William Hawkins Polk

William Hawkins Polk ( born May 24, 1815 Maury County, Tennessee, † December 16, 1862 in Nashville, Tennessee ) was an American politician. Between 1851 and 1853 he represented the state of Tennessee in the U.S. House of Representatives.

Career

William Polk was the younger by 20 years brother of U.S. President James K. Polk. He attended the city schools in Columbia and then studied until 1833 at the University of North Carolina at Chapel Hill. He then continued his education at the University of Tennessee in Knoxville continues. After studying law and its made ​​in 1839 admitted to the bar he began in Columbia to work in his new profession. At the same time he embarked on a political career.

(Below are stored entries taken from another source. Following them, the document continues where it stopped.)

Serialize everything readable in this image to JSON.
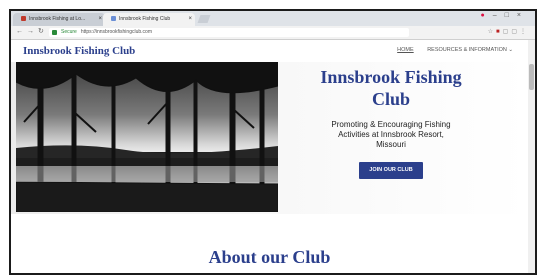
{
  "browser": {
    "tabs": [
      {
        "label": "Innsbrook Fishing at Lo..."
      },
      {
        "label": "Innsbrook Fishing Club"
      }
    ],
    "address": {
      "secure_label": "Secure",
      "url": "https://innsbrookfishingclub.com"
    }
  },
  "site": {
    "logo": "Innsbrook Fishing Club",
    "menu": {
      "home": "HOME",
      "resources": "RESOURCES & INFORMATION"
    },
    "hero": {
      "title_line1": "Innsbrook Fishing",
      "title_line2": "Club",
      "subtitle_line1": "Promoting & Encouraging Fishing",
      "subtitle_line2": "Activities at Innsbrook Resort,",
      "subtitle_line3": "Missouri",
      "cta": "JOIN OUR CLUB"
    },
    "about_heading": "About our Club"
  },
  "colors": {
    "brand": "#2b3f8c",
    "frame": "#1b1b1b"
  }
}
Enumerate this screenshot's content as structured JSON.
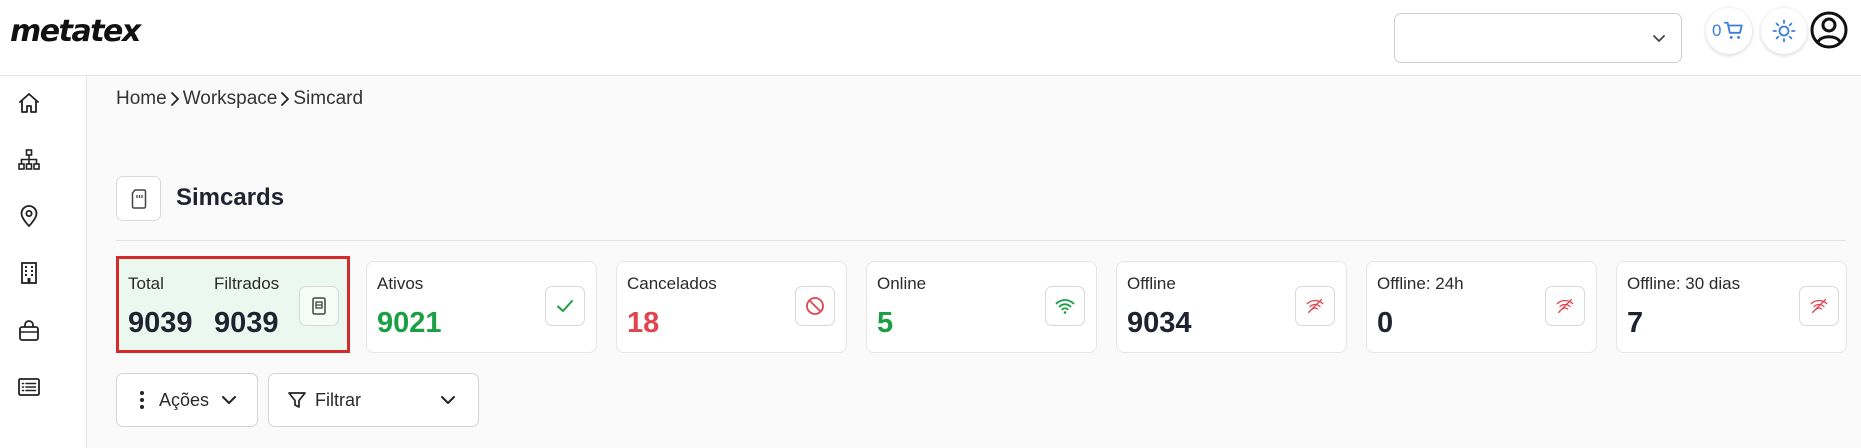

Between 1842 and 1845 Polk sat as an MP in the House of Representatives from Tennessee. From 1845 to 1847 he was an American ambassador in the Kingdom of the Two Sicilies. After that he served during the final phase of the Mexican- American War as a major in a dragoon unit. In the congressional elections of 1850 Polk was an independent Democrat in the sixth electoral district of Tennessee in the U.S. House of Representatives in Washington DC chosen, where he became the successor of James Thomas Houston on March 4, 1851. Until March 3, 1853, he was able to complete a term in Congress. This was already determined by the tensions leading up to the Civil War. The main point of the time was the question of slavery.

After his retirement from the U.S. House of Representatives William Polk again worked as a lawyer. He died on December 16, 1862 in Nashville and was buried in Columbia.